The government has reportedly decided to act on Solicitor General Tushar Mehta’s opinion that the arbitration decision should be challenged. The top government lawyer has reportedly advised that an arbitration tribunal’s decision cannot go against the law passed by a sovereign parliament.
An international arbitration tribunal in The Hague had ruled last month that India’s imposition of a tax liability on Vodafone, as well as interest and penalties, breached an investment treaty agreement between India and the Netherlands.
The international tribunal said the government must stop seeking dues from Vodafone and should instead pay more than ₹ 40 crore to the company as partial compensation for legal costs.
The tax dispute involving ₹ 12,000 crore in interest and ₹ 7,900 crore in penalties started with Vodafone’s acquisition of Indian mobile assets from Hutchison Whampoa in 2007. The government said Vodafone had to pay taxes on the acquisition but the company disputed it.
A tax demand of ₹ 11,000 crore was raised by the government related to Vodafone’s $11 billion acquisition.
The Supreme Court had ruled in favour of Vodafone in 2012, but the government, later that year, changed rules which empowered it to tax deals retrospectively. Two years later, Vodafone initiated arbitration proceedings against India.

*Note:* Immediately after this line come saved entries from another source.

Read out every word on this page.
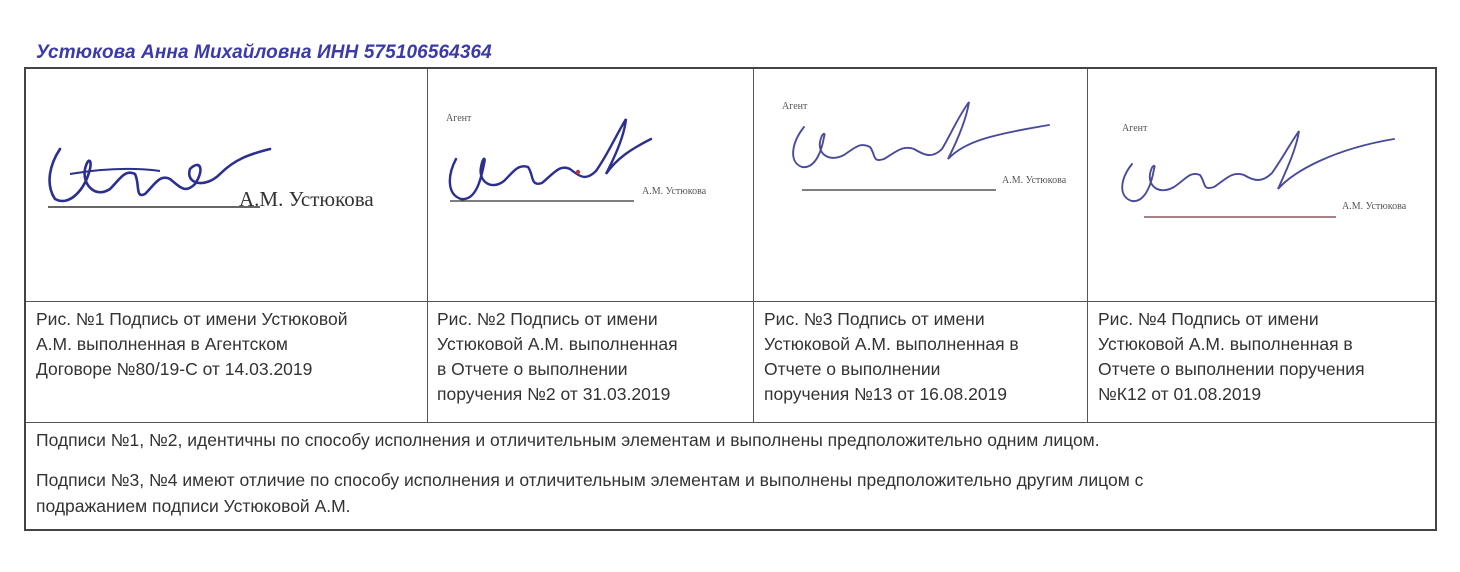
Устюкова Анна Михайловна ИНН 575106564364
А.М. Устюкова
Агент
А.М. Устюкова
Агент
А.М. Устюкова
Агент
А.М. Устюкова
Рис. №1 Подпись от имени Устюковой
А.М. выполненная в Агентском
Договоре №80/19-С от 14.03.2019
Рис. №2 Подпись от имени
Устюковой А.М. выполненная
в Отчете о выполнении
поручения №2 от 31.03.2019
Рис. №3 Подпись от имени
Устюковой А.М. выполненная в
Отчете о выполнении
поручения №13 от 16.08.2019
Рис. №4 Подпись от имени
Устюковой А.М. выполненная в
Отчете о выполнении поручения
№К12 от 01.08.2019
Подписи №1, №2, идентичны по способу исполнения и отличительным элементам и выполнены предположительно одним лицом.
Подписи №3, №4 имеют отличие по способу исполнения и отличительным элементам и выполнены предположительно другим лицом с
подражанием подписи Устюковой А.М.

In July, the Supreme Court asked the Income Tax department to refund ₹ 833 crore in taxes to Vodafone Idea. In September, the top court gave mobile carriers 10 years to pay back dues owed to the government, offering some respite for Vodafone Idea.
The cash-strapped telecom major has been struggling to pay its AGR (adjusted gross revenue) dues. So far, it has paid around ₹ 7,854 crore of its AGR dues, it still owes roughly ₹ 50,000 crore to the government.
Finance Ministry sources said the government will decide on challenging the award before a court in Singapore – which was the seat of the arbitration, after taking legal opinion.
While the cost implication in the case is limited to having to pay ₹85 crore to Vodafone in legal cost, what is weighing on the government mind is a separate arbitration involving UK’s Cairn Energy plc.
If a separate arbitration panel were to hold a demand for ₹10,247 crore in taxes using the same retrospective legislation as illegal, the government will have to pay Cairn as much as USD 1.5 billion ( ₹11,000 crore).
This is the amount equivalent to the value of shares of Cairn that the government had sold to recover a part of the tax demand. It also includes the dividends and tax refund seized.
Sources said Vodafone International Holding (a Netherland company) had in February 2007 bought 100 per cent shares of Cayman Island-based company CGP Investments for USD 11.1 billion to indirectly get 67 per cent control of Hutchison Essar Ltd – an Indian company.
The Tax Department felt the deal was designed to avoid capital gain tax in India and so imposed a tax demand, which was rejected by the Supreme Court in 2012.